The particle is at origin at $t=0$ .

And

  $s\text{'}=\frac{d}{dx}\left({\displaystyle {\int }_0^{t}f\left(x\right)dx}\right)=f\left(t\right)$

If $s\text{'}>0$ ,

The particle is moving towards the right.

If $s\text{'}<0$ ,

The particle is moving towards the left.

On the interval [0, 3]:

We have

  $s\text{'}\left(t\right)=f\left(t\right)<0$

Thus,

The particle moves away from the origin in the negative direction.
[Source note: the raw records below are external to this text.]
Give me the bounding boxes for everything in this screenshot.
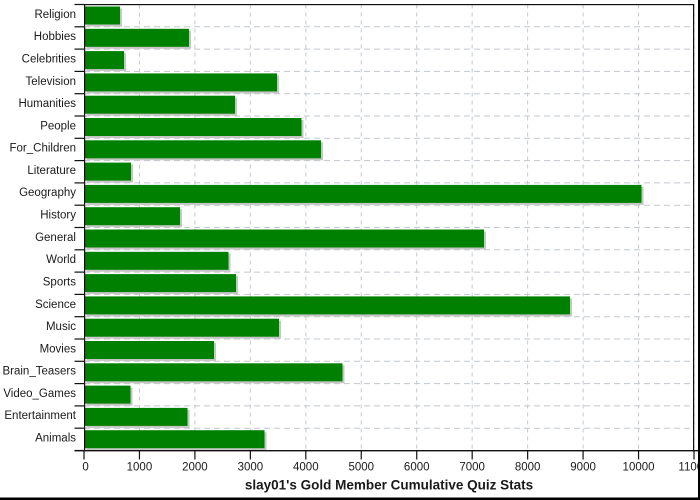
svg-text:Celebrities: Celebrities (22, 54, 77, 66)
svg-text:General: General (35, 232, 76, 244)
svg-text:8000: 8000 (515, 462, 541, 474)
svg-text:Literature: Literature (27, 165, 76, 177)
svg-text:slay01's Gold Member Cumulativ: slay01's Gold Member Cumulative Quiz Sta… (245, 478, 533, 493)
svg-text:Entertainment: Entertainment (4, 410, 76, 422)
svg-text:10000: 10000 (623, 462, 655, 474)
svg-text:4000: 4000 (293, 462, 319, 474)
svg-text:Hobbies: Hobbies (34, 31, 76, 43)
svg-text:11000: 11000 (678, 462, 700, 474)
svg-text:Geography: Geography (19, 187, 76, 199)
svg-text:5000: 5000 (348, 462, 374, 474)
svg-text:Movies: Movies (40, 343, 77, 355)
svg-text:For_Children: For_Children (10, 143, 76, 155)
svg-text:People: People (40, 120, 76, 132)
svg-text:3000: 3000 (238, 462, 264, 474)
svg-text:7000: 7000 (459, 462, 485, 474)
svg-text:World: World (46, 254, 76, 266)
svg-text:6000: 6000 (404, 462, 430, 474)
svg-text:Brain_Teasers: Brain_Teasers (2, 366, 76, 378)
svg-text:Television: Television (26, 76, 77, 88)
svg-text:0: 0 (82, 462, 88, 474)
svg-text:History: History (40, 210, 76, 222)
svg-text:Video_Games: Video_Games (3, 388, 76, 400)
svg-text:Science: Science (35, 299, 76, 311)
svg-text:Animals: Animals (35, 433, 76, 445)
svg-text:Sports: Sports (43, 276, 76, 288)
svg-text:9000: 9000 (570, 462, 596, 474)
svg-text:Religion: Religion (34, 9, 76, 21)
svg-text:1000: 1000 (127, 462, 153, 474)
svg-text:Humanities: Humanities (18, 98, 76, 110)
svg-text:2000: 2000 (182, 462, 208, 474)
svg-text:Music: Music (46, 321, 76, 333)
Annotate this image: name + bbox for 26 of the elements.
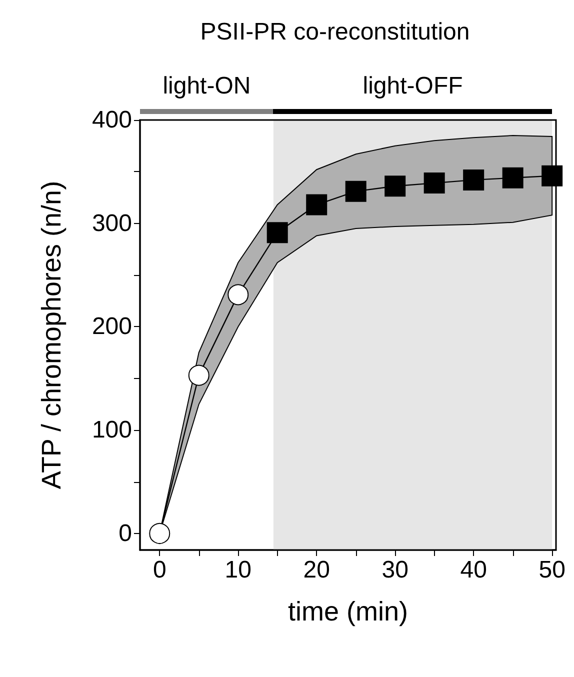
band-label: light-OFF: [362, 72, 463, 100]
point: [345, 180, 366, 202]
point: [228, 284, 249, 306]
y-tick-label: 200: [92, 313, 132, 340]
y-tick-label: 300: [92, 210, 132, 237]
point: [463, 169, 484, 190]
text: light-ON: [162, 72, 251, 100]
point: [188, 364, 210, 386]
x-tick-label: 30: [382, 556, 408, 584]
point: [502, 167, 524, 188]
x-tick-label: 40: [460, 556, 487, 584]
x-tick-label: 50: [538, 556, 566, 584]
x-tick-label: 0: [152, 556, 166, 584]
point: [384, 176, 406, 197]
chart-title: PSII-PR co-reconstitution: [200, 18, 470, 46]
y-tick-label: 100: [92, 416, 132, 444]
x-axis-title: time (min): [288, 596, 408, 626]
point: [266, 222, 288, 244]
y-tick-label: 400: [92, 106, 132, 134]
point: [542, 165, 563, 186]
y-tick-label: 0: [118, 520, 132, 547]
point: [306, 194, 328, 216]
point: [424, 172, 445, 194]
y-axis-title: ATP / chromophores (n/n): [36, 180, 66, 490]
x-tick-label: 10: [224, 556, 252, 584]
x-tick-label: 20: [303, 556, 330, 584]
Since it starts at 0 at $t=0$ , and then move towards left.

On the interval [3, 6]:

We have

  $s\text{'}\left(t\right)=f\left(t\right)>0$

And

  $s\left(3\right)=-9$ [From Part (c) result]

Thus,

The particle moves towards the origin since it was on the negative coordinate axis and moved to the right.

For $t>6$:

Since

  $s\text{'}\left(t\right)=f\left(t\right)>0$

And

  $s\left(6\right)=0$ [From Part (d) result]

Thus,

The particle moves away from the origin in the positive direction since it was on the origin and then moved to the right.

(g)

To determine

Side of the origin for the particle at time $t=9$ .

Answer to Problem 59E

The particle lies on positive side of the origin at time $t=9$ .

Explanation of Solution

Given information:

Position at time t (sec) of a particle moving along a coordinate axis:

  $s={\displaystyle {\int }_0^{t}f\left(x\right)}dx$

Where,

f is the differentiable function

  

Since the particle starts at the origin,

Then

  $s\left(0\right)={\displaystyle {\int }_0^{0}f\left(x\right)}dx=0$

Also,

The area below the x -axis between $x=0$ and $x=3$ is smaller than the area above x -axis between $x=3$ and $x=9$ .

Thus,

  $s\left(9\right)={\displaystyle {\int }_0^{9}f\left(x\right)}dx>0$

Therefore,

The particle lies on the positive side of the origin at 9 seconds.